105- Yemin olsun ki Zikir’den (Tevrat’tan) sonra Zebur’da da yazıp (belirttik ve Kur’an’da da va’ad ettik) ki: “(Sonunda) Yeryüzüne mutlaka salih kullarım varis olacak (galibiyet ve hakimiyet, mü’min ve mücahitlerin eline geçecek)tir.”
106- Gerçek şu ki; kulluk eden (Allah’a teslimiyet ve ubudiyet gösteren) bir topluluk için Bunda (Kur’an’da) ‘açık bir mesaj’ (veya gerçek çıkış yolları gösterilmiştir).
107- (Ey Nebim!) Biz Seni (ve Kur’an-ı Kerim’i) bütün alemlere (ve dönemlere) rahmet (vesilesi ve selâmet rehberi) olarak gönderdik.
108- De ki: “Gerçekten Bana: Sizin İlahınız yalnızca bir tek İlahtır diye vahyolunuyor; artık siz Müslüman olacak (davetime ve tebliğ ettiklerime uyacak) mısınız? (Söyleyin.)”

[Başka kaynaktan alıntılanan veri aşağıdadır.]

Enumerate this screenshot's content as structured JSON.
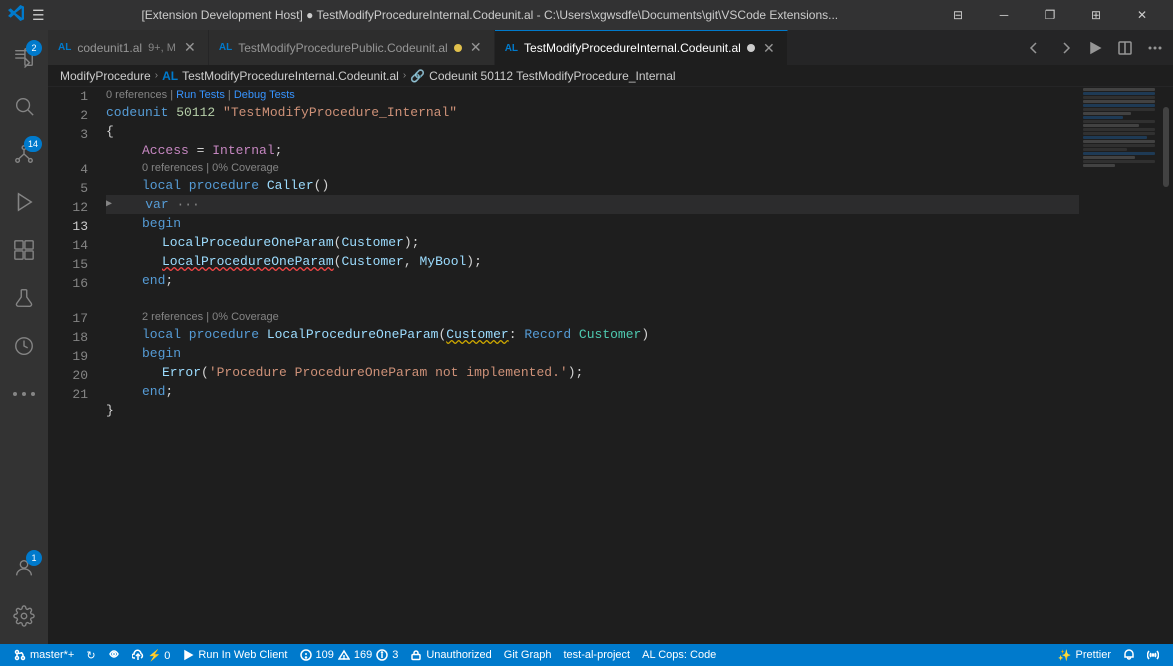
{
  "titleBar": {
    "icon": "⌨",
    "title": "[Extension Development Host] ● TestModifyProcedureInternal.Codeunit.al - C:\\Users\\xgwsdfe\\Documents\\git\\VSCode Extensions...",
    "controls": {
      "minimize": "─",
      "maximize": "□",
      "restore": "⧉",
      "layout": "⊞",
      "close": "✕"
    }
  },
  "activityBar": {
    "items": [
      {
        "id": "explorer",
        "icon": "⎘",
        "badge": "2",
        "active": false
      },
      {
        "id": "git",
        "icon": "⎇",
        "badge": "14",
        "active": false
      },
      {
        "id": "run",
        "icon": "▷",
        "badge": null,
        "active": false
      },
      {
        "id": "extensions",
        "icon": "⊞",
        "badge": null,
        "active": false
      },
      {
        "id": "test",
        "icon": "⚗",
        "badge": null,
        "active": false
      },
      {
        "id": "history",
        "icon": "◷",
        "badge": null,
        "active": false
      },
      {
        "id": "more",
        "icon": "•••",
        "badge": null,
        "active": false
      }
    ],
    "bottom": [
      {
        "id": "account",
        "icon": "👤",
        "badge": "1"
      },
      {
        "id": "settings",
        "icon": "⚙",
        "badge": null
      }
    ]
  },
  "tabs": [
    {
      "id": "codeunit1",
      "lang": "AL",
      "name": "codeunit1.al",
      "suffix": "9+, M",
      "dirty": false,
      "active": false,
      "hasDot": false
    },
    {
      "id": "modifyPublic",
      "lang": "AL",
      "name": "TestModifyProcedurePublic.Codeunit.al",
      "dirty": true,
      "active": false,
      "hasDot": true
    },
    {
      "id": "modifyInternal",
      "lang": "AL",
      "name": "TestModifyProcedureInternal.Codeunit.al",
      "dirty": true,
      "active": true,
      "hasDot": false
    }
  ],
  "tabActions": [
    "←",
    "→",
    "⊕",
    "⊟",
    "≡"
  ],
  "breadcrumb": {
    "parts": [
      {
        "text": "ModifyProcedure",
        "isLang": false
      },
      {
        "sep": "›"
      },
      {
        "text": "AL",
        "isLang": true
      },
      {
        "text": "TestModifyProcedureInternal.Codeunit.al",
        "isLang": false
      },
      {
        "sep": "›"
      },
      {
        "text": "🔗",
        "isIcon": true
      },
      {
        "text": "Codeunit 50112 TestModifyProcedure_Internal",
        "isLang": false
      }
    ]
  },
  "code": {
    "referencesLine0": "0 references | Run Tests | Debug Tests",
    "referencesLine1": "0 references | 0% Coverage",
    "referencesLine2": "2 references | 0% Coverage"
  },
  "statusBar": {
    "branch": "master*+",
    "syncIcon": "↻",
    "watchIcon": "👁",
    "cloudIcon": "⚡",
    "cloudCount": "0",
    "runLabel": "Run In Web Client",
    "errorIcon": "⊗",
    "errorCount": "109",
    "warnIcon": "⚠",
    "warnCount": "169",
    "infoIcon": "ℹ",
    "infoCount": "3",
    "lockIcon": "🔒",
    "unauthorized": "Unauthorized",
    "gitGraph": "Git Graph",
    "project": "test-al-project",
    "cops": "AL Cops: Code",
    "prettierIcon": "✨",
    "prettier": "Prettier",
    "bellIcon": "🔔",
    "personIcon": "👤"
  }
}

109- Buna rağmen yüz çevirecek olurlarsa, de ki: “Size eşitlik üzere (zengin fakir, güçlü zayıf ayırt etmeden hepinizi Allah’ın kulları bilerek) açıklamada bulundum. (Artık vaid) Tehdit edildiğiniz (sorgu ve azap günü) yakın mı, uzak mı, Ben bilemem (ama kesindir ve mutlaka gelecektir).”
110- “Şüphesiz O (Allah), sözün açıkça konuşulanını da bilmekte, (gizleyip) saklamakta olduklarınızı da bilmektedir.”
111- “Bilmiyorum, belki de O (Allah) sizi denemek (üzere) bir süreye kadar yaşatmak ve yararlandırmak için (mühlet) vermektedir.” (Yani azabın ertelenmesi ve insanlara mühlet verilmesi, onları imtihan etmek ve belli bir süreye kadar dünya nimetleriyle eğlendirmek içindir.)
112- Dedi ki: “Rabbim (aramızda) Hakk ile (adaletle) hükmet. Bizim Rabbimiz, sizin her türlü nitelendirmelerinize karşı yardımına sığınılan Rahman (olan Allah)dan (başkası değildir).”